The top row of pattern in the image above were sent to me by fabulous Jenna from Just Sew Jenna. As you know, I have already used the romper pattern, and I can't wait to get stuck in to the others. She also sent me the fabric on the top row of the image below to incorporate into my makes.
The middle row of patterns were sent to me by wonderful Catherine from Clothes and Sewing, including a super cute dolly sewing pattern that I eyed up on the front of a sewing magazine but couldn't justify shelling out for. Catherine has kindly sent me several packages and parcels of sewing-related items since my baby was born, as well as getting me hooked on the Ottobre design children's sewing magazines.

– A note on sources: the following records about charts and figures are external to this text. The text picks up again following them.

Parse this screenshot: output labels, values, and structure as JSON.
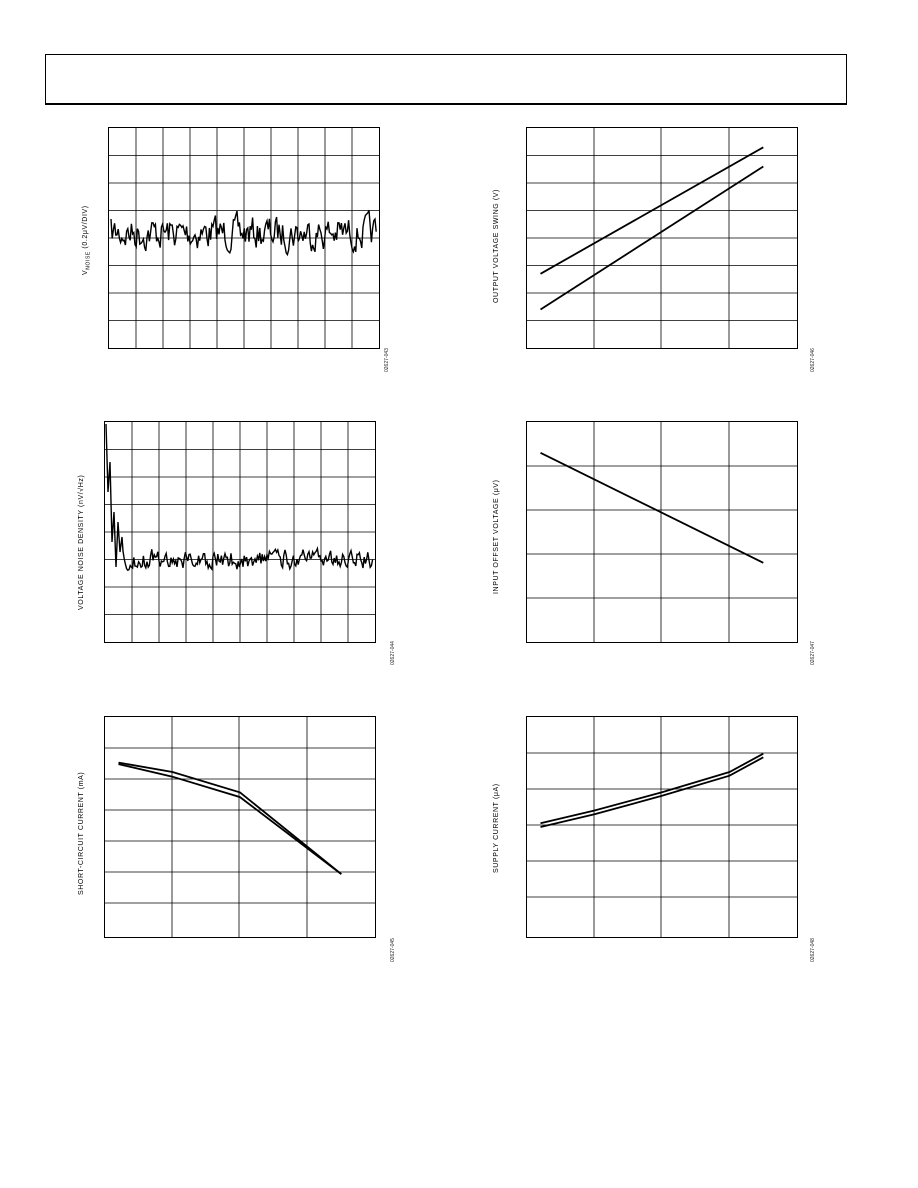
{
  "chart_data": [
    {
      "id": "noise-time",
      "type": "line",
      "ylabel": "V NOISE (0.2μV/DIV)",
      "figure_id": "02627-043",
      "grid": true,
      "x": [
        0,
        1,
        2,
        3,
        4,
        5,
        6,
        7,
        8,
        9,
        10
      ],
      "series": [
        {
          "values": [
            0,
            0.05,
            0.1,
            -0.05,
            0.15,
            0.0,
            -0.1,
            0.05,
            0.1,
            -0.05,
            0.1
          ]
        }
      ]
    },
    {
      "id": "output-swing",
      "type": "line",
      "ylabel": "OUTPUT VOLTAGE SWING (V)",
      "figure_id": "02627-046",
      "grid": true,
      "xlim": [
        0,
        4
      ],
      "ylim": [
        0,
        8
      ],
      "series": [
        {
          "x": [
            0.2,
            3.5
          ],
          "values": [
            2.7,
            7.3
          ]
        },
        {
          "x": [
            0.2,
            3.5
          ],
          "values": [
            1.4,
            6.6
          ]
        }
      ]
    },
    {
      "id": "noise-density",
      "type": "line",
      "ylabel": "VOLTAGE NOISE DENSITY (nV/√Hz)",
      "figure_id": "02627-044",
      "grid": true
    },
    {
      "id": "input-offset",
      "type": "line",
      "ylabel": "INPUT OFFSET VOLTAGE (μV)",
      "figure_id": "02627-047",
      "grid": true,
      "xlim": [
        0,
        4
      ],
      "ylim": [
        0,
        5
      ],
      "series": [
        {
          "x": [
            0.2,
            3.5
          ],
          "values": [
            4.3,
            1.8
          ]
        }
      ]
    },
    {
      "id": "short-circuit",
      "type": "line",
      "ylabel": "SHORT-CIRCUIT CURRENT (mA)",
      "figure_id": "02627-045",
      "grid": true,
      "xlim": [
        0,
        4
      ],
      "ylim": [
        0,
        7
      ],
      "series": [
        {
          "x": [
            0.2,
            1.0,
            2.0,
            3.5
          ],
          "values": [
            5.55,
            5.25,
            4.6,
            2.0
          ]
        },
        {
          "x": [
            0.2,
            1.0,
            2.0,
            3.5
          ],
          "values": [
            5.5,
            5.1,
            4.45,
            2.0
          ]
        }
      ]
    },
    {
      "id": "supply-current",
      "type": "line",
      "ylabel": "SUPPLY CURRENT (μA)",
      "figure_id": "02627-048",
      "grid": true,
      "xlim": [
        0,
        4
      ],
      "ylim": [
        0,
        6
      ],
      "series": [
        {
          "x": [
            0.2,
            1.0,
            2.0,
            3.0,
            3.5
          ],
          "values": [
            3.1,
            3.45,
            3.95,
            4.5,
            5.0
          ]
        },
        {
          "x": [
            0.2,
            1.0,
            2.0,
            3.0,
            3.5
          ],
          "values": [
            3.0,
            3.35,
            3.85,
            4.4,
            4.9
          ]
        }
      ]
    }
  ]
}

All three women sent me these patterns because their own children have grown out of the largest size. I aim to honour their kindness by using each pattern at least once and then to pass these on to other worthy sewing-mamas when I am done.
The wonderful printed fabric pieces in the bottom row of the image above are all big enough for whole garments. They were given to me by a newly made IRL friend who bought them to make stuff for her own baby girl but can't really be bothered. The deal is, I get to make them into lovely clothes for Dolores, and then pass on the garments to her daughter (who is five months younger) when she's grown out of them. DEAL!
So with the awesome sewing patterns pictured above, along with my own modest stash of baby/toddler patterns scored from charity shops and flea markets AND my five copies of Ottobre design AND a couple of Burda magazines AND the patterns from the Perfect Pattern Parcel #2, I think I'm set for Dolores-sewing for some time. Thanks again to those lovely, generous ladies, I'm so grateful.
So tell me, what garments have you enjoyed making for your children/other people's children? Which patterns have you used again and again?